If you want the straightforward answer to how Jackson discovered he wanted to make The Hobbit, it's dwarves. They suit him. He's been having a ball delineating Nori from Ori, Oin from Gloin, developing raucaus personalities and outlandish (but practical) looks for 13 catankerous elf-haters. Then finding the actors to climb beneath their unkempt beards. Even the most cursory of glances at Middle Earth's ''Dirty Baker's Dozen'' ..conjures up a salad bar of Vikings, Picts, druids, heavy metal bassists and conceivably in tangential tribute to Jackson's forthcoming production of Tintin - Asterix's BFF, Obelix.

''They don't know what to make of Gandalf, they think Bilbo is a wuss and Elrond a prissy headmaster type'' delights a besotted director. Watching them (plus Bilbo) stomp and squabble about set (off and on camera), Time Bandits springs to mind, or the anarchic joy of early Jackson; Bad Taste, Braindead, those scurilous Feebles. Yesterday they filmed the world's first 'Dwarf wedgie'(''we found it in the appendices'' swears Jackson) while Stage K is utilising a mysterious ''snot gun''. Those bloody-minded cannonballs provide an opportunity to send up the gravity of Rings, even as they lay its groundwork.'

There is a lot more to this article and it describes the sense of reunion on the set plus the vast new cg effects, which have apparently brought James Cameron to watch and learn. It also mentions the film's parallel plot line where Gandalf and Elrond investigate Dol Guldur, but the above seems the heart of Jackson's approach to The Hobbit and I thought you guys might be interested. Because it set my teeth on edge, I corrected the article's horrible
'Middle-Earth' to 'Middle Earth'.

I admit I am not gagging to see a 'Dirty Baker's Dozen', but as I have often been counselled on this site, I will wait and see. Jackson has promised that we will see 'more of Middle Earth', and that should be good, although it won't work as a fantasy travel film.

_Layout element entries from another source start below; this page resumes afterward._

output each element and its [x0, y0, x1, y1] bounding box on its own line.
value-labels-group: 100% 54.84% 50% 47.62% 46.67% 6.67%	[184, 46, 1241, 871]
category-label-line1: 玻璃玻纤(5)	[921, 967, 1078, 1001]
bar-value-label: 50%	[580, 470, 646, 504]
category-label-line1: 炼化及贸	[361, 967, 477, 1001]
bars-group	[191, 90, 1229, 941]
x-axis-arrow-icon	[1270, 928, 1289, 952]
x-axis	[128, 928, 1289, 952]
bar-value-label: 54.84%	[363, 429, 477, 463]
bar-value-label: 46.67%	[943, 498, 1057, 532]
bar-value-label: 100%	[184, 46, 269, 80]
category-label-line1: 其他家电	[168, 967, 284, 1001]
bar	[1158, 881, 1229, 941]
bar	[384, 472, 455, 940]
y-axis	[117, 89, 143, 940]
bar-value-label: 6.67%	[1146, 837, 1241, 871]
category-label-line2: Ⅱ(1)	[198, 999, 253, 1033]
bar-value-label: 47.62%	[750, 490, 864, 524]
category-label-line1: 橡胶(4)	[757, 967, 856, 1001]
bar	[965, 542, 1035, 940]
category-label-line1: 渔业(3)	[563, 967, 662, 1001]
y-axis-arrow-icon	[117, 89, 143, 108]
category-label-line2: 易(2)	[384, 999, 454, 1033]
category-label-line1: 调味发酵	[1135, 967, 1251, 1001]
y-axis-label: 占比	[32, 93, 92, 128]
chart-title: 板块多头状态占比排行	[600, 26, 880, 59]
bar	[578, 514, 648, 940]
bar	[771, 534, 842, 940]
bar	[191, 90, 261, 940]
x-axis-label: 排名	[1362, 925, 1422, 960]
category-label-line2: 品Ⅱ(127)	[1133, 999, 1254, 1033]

My own private dream would be to see The Lord of The Rings done again, by someone else, preferably as a tv series. Given the gorgeous production values (about the only values) of Game of Thrones, and the vast sums dedicated to that kind of series, cost can't be a valid reason why not any more. I have always said Jackson did a great job, but this is a story that can be told again and again and by other talented and inspired people (Even Del Toro apparently favoured a Steam Punk look to the Hobbit). Jackson made his mistakes; remember the coach and four he drove through the plot of The Two Towers; the assassination of the character of Faramir or Arwen the Warrior Princess. Maybe someone else, given more time and resources, would not have to make such compromises.